The Bonsucro standard
A key organisation leading the effort to help sugarcane plantations meet the EU’s standards is Bonsucro, a global industry body for the sugar industry. In his role as former chairman and CEO of Bonsucro, Willers was instrumental in establishing the first metric standard for measuring the environmental impacts of an ethanol operation back in 2008. This is known as the Bonsucro Production Standard.

Three years later, the nonprofit trade organisation gained international recognition when the EU began including the Bonsucro Standard into its own standards for ethanol imports in 2011. Bonsucro’s environmental impact standards address global warming and the measurement of CO2 emmissions, biodiversity and the expansion of land use, and indirect land change.

In terms of biodiversity, the emphasis on land use implements standard requirements for new land expansion in line with EU requirements for imports of biofuels. Indirect land change policies aim to ensure that food production is not displaced.

“If you push onto land that was grazed by cattle and you plant sugarcane, what happens to the cattle? Do they get pushed onto other previously unexploited land?” Willers asks, thereby highlighting the complex questions raised by the production of biofuels.

Any country that wishes to export ethanol to the EU “must demonstrate that ethanol is being produced in a way that does not damage habitats or spoil virgin land – or that is not contributing to a displacement of food production.”

Bonsucro has worked primarily with ethanol operations in South America. However, Willers believes that using metric standards like the one established by Bonsucro, “is the way forward for environmental management on a continent like Africa.”

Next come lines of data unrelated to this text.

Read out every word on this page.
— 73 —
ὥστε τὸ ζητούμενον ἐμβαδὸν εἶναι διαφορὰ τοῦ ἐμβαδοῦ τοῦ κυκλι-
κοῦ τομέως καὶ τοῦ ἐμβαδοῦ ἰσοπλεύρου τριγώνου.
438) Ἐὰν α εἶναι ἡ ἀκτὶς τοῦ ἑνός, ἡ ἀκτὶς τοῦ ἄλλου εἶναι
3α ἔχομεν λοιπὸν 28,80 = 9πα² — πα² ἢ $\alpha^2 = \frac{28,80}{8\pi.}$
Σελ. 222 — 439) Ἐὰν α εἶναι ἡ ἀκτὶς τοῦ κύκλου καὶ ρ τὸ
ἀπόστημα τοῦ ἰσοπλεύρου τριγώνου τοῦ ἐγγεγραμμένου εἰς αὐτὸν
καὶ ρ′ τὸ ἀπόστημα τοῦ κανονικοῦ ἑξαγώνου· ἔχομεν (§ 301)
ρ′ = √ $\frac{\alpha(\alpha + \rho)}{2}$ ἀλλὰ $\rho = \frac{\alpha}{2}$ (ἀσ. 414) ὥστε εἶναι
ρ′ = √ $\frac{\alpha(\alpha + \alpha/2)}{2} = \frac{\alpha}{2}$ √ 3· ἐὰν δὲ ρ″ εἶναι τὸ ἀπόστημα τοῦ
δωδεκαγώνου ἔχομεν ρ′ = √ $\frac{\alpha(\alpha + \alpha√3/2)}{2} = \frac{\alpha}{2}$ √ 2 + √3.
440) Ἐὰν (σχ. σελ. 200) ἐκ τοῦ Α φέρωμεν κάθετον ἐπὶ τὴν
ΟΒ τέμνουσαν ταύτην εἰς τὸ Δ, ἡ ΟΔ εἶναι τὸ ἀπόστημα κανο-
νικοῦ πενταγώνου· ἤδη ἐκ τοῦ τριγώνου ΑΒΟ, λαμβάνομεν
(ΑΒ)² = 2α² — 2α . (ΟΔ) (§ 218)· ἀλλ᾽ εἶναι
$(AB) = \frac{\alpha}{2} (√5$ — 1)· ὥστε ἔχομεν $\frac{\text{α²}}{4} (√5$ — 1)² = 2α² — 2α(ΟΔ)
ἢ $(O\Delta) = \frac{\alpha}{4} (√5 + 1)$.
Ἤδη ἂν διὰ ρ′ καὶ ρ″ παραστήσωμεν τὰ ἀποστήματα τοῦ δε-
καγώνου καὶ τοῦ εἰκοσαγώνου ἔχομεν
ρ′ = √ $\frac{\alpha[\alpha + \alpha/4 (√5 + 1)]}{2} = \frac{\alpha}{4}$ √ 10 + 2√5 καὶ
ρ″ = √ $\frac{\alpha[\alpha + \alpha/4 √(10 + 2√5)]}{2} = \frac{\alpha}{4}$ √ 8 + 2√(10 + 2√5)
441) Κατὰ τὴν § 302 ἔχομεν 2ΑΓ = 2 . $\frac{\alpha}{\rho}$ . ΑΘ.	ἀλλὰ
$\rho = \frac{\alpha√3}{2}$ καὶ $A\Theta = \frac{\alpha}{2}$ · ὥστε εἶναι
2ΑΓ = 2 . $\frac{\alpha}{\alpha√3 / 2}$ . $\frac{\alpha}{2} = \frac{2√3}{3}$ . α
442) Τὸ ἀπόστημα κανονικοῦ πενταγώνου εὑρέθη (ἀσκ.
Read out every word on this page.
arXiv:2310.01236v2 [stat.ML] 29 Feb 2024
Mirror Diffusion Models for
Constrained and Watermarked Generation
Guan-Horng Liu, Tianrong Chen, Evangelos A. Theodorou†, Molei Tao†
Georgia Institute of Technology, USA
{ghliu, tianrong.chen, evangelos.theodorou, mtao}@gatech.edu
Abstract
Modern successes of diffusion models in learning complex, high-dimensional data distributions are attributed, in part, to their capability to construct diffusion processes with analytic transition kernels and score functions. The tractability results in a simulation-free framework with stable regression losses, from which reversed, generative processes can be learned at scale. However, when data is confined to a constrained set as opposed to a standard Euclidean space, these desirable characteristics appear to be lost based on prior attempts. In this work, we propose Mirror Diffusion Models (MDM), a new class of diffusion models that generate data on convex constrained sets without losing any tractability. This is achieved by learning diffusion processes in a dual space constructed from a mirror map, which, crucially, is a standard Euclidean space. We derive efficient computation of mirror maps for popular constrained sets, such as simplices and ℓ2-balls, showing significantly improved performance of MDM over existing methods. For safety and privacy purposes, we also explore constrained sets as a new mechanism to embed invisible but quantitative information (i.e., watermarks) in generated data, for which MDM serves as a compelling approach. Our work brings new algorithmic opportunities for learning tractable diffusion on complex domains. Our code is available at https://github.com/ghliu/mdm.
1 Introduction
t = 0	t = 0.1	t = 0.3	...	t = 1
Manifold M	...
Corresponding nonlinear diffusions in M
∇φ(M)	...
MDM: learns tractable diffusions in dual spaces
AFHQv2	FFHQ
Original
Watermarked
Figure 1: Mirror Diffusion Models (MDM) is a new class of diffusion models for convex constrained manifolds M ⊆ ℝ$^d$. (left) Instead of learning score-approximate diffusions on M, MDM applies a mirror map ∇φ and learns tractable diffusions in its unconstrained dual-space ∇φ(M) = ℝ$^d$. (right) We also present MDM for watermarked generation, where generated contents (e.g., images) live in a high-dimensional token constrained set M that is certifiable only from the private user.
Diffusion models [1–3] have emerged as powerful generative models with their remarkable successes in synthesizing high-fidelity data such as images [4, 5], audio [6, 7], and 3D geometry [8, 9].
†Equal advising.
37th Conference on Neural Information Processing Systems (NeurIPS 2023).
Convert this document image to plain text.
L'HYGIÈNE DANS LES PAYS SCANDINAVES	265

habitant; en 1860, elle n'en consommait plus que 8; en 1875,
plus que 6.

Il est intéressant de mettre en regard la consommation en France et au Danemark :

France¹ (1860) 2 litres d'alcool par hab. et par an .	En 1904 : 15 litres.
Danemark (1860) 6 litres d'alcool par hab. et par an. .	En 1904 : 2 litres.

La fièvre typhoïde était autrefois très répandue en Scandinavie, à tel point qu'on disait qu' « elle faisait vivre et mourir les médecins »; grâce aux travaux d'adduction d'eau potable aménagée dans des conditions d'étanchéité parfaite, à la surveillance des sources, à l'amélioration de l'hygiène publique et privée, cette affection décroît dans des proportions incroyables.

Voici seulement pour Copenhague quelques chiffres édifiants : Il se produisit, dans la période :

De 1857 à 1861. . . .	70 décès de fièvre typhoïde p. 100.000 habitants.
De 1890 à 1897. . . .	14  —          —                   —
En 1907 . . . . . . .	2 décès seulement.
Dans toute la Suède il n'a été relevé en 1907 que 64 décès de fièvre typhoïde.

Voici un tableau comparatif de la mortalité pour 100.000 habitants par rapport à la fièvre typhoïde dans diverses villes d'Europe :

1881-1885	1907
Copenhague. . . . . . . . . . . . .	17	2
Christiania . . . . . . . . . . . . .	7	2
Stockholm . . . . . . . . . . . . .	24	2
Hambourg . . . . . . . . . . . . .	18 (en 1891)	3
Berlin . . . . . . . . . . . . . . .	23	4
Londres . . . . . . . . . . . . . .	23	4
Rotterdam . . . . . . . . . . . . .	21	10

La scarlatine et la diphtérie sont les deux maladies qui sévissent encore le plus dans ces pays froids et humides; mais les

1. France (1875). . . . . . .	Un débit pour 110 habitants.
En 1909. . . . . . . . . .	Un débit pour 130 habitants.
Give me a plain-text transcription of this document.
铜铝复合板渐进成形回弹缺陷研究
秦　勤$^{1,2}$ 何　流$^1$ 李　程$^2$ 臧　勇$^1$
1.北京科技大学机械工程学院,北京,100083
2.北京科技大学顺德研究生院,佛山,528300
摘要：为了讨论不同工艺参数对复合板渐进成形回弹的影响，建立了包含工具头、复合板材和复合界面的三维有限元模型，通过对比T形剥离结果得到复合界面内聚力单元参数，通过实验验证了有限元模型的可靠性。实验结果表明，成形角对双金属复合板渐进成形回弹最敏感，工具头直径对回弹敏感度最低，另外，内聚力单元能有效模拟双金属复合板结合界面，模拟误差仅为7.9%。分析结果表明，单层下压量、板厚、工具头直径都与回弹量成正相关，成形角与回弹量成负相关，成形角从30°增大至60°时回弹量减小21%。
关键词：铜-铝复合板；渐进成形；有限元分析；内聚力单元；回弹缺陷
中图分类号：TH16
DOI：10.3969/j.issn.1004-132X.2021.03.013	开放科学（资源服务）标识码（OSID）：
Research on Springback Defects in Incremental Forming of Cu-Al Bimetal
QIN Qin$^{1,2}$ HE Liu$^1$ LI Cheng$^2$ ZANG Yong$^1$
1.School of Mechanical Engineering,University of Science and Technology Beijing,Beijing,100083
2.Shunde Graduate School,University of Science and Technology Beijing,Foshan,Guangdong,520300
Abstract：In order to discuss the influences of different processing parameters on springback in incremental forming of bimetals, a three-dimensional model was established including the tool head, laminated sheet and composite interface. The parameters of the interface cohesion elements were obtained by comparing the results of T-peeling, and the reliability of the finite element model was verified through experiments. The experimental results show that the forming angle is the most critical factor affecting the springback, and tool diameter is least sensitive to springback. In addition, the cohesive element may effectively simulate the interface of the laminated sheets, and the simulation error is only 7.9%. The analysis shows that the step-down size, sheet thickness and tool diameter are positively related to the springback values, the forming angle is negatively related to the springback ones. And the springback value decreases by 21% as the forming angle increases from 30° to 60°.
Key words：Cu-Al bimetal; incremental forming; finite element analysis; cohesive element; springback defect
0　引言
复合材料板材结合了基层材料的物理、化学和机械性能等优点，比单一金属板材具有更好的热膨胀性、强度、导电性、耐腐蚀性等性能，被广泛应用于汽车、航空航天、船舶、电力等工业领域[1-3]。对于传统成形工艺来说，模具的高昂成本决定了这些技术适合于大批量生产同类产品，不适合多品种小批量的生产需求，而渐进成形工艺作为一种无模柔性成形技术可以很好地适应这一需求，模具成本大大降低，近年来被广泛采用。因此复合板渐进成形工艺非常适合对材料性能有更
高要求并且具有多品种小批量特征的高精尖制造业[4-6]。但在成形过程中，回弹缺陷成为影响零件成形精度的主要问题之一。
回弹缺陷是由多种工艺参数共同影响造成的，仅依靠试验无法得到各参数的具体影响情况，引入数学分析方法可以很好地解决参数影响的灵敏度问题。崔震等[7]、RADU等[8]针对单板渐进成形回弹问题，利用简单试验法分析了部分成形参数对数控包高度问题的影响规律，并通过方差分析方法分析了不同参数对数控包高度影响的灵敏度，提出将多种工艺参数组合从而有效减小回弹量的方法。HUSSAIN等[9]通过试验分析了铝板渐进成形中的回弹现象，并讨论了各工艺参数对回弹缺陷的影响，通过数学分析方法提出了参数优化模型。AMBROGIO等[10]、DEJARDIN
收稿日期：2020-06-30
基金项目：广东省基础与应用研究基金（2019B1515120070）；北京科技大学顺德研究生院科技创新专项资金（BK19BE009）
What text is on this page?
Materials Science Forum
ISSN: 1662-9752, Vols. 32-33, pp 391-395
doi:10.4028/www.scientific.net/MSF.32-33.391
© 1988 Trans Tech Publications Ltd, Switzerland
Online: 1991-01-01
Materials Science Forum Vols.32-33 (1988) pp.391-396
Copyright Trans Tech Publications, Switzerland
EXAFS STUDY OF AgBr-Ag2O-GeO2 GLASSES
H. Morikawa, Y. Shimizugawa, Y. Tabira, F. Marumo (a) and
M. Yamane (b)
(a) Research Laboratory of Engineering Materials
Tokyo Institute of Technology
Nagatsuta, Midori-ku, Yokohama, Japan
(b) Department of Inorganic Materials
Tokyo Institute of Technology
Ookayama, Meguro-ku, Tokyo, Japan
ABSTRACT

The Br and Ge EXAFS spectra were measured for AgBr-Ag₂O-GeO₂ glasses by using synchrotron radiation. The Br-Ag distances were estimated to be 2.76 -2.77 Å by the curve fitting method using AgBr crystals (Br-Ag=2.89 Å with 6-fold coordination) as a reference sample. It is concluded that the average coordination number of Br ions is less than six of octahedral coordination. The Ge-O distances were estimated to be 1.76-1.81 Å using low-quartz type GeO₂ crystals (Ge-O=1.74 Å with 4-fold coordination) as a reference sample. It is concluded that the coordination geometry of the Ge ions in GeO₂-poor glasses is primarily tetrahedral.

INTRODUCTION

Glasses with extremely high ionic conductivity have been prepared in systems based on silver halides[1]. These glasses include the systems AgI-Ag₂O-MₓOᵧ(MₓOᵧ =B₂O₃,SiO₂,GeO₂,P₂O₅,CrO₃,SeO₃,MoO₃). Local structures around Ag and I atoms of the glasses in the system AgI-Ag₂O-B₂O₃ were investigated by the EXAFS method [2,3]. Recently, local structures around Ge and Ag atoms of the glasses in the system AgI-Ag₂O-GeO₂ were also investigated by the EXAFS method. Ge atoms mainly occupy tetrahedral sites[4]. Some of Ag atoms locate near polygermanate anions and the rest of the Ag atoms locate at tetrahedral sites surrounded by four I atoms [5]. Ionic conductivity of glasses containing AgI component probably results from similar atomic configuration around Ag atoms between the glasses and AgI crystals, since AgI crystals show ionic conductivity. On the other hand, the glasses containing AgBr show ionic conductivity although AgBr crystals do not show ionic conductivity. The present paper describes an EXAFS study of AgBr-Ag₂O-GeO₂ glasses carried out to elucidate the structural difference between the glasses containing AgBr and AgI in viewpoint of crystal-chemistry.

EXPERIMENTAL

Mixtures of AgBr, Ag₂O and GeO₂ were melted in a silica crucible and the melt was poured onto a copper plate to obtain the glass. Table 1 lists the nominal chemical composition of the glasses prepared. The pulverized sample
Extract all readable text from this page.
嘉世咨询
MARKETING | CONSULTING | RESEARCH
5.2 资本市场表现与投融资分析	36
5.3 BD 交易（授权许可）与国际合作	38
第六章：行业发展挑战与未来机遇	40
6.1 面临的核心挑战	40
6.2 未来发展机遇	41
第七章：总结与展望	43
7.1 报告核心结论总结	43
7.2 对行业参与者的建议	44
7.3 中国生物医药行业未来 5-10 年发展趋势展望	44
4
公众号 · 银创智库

“I think the private sector has to take responsibility, so that when investments are made, they are made through the prism of an environmental standard,” says Willers. “That way, right from the start, you can make sure that the plants being opened will meet very tough and rigid environmental standards.”

Similar to marketing efforts like Fair-Trade labelling on products such as coffee and teas, which demonstrate that means of production have an impact on consumer behavior, Willers believes that the Bonsucro Standard will be attractive to potential ethanol producers in Africa looking to gain access to the European Market.

These environmental impact standards are expected to “encourage African governments to tighten up their own environmental legislation. I think you’re going to have a very creative partnership between market-led environmental initiatives and government authorities, who can make that happen through laws and legislation.”

On a broader scale, Mr Willers says that the African Union also has an interest in pushing African governments across the continent to enact stricter environmental regulations for ethanol production. “The AU is interested in the harmonisation of trade in Africa,” Willers believes. By encouraging African governments to establish uniform environmental standards for the sugarcane sector, Africa is expected to become more attractive for investment from the EU and other Western markets.

The production of biofuels may be controversial, but the key challenge is making better use of the land and ensuring that any ethanol production in Africa does not displace food production, and that it is done in a sustainable way.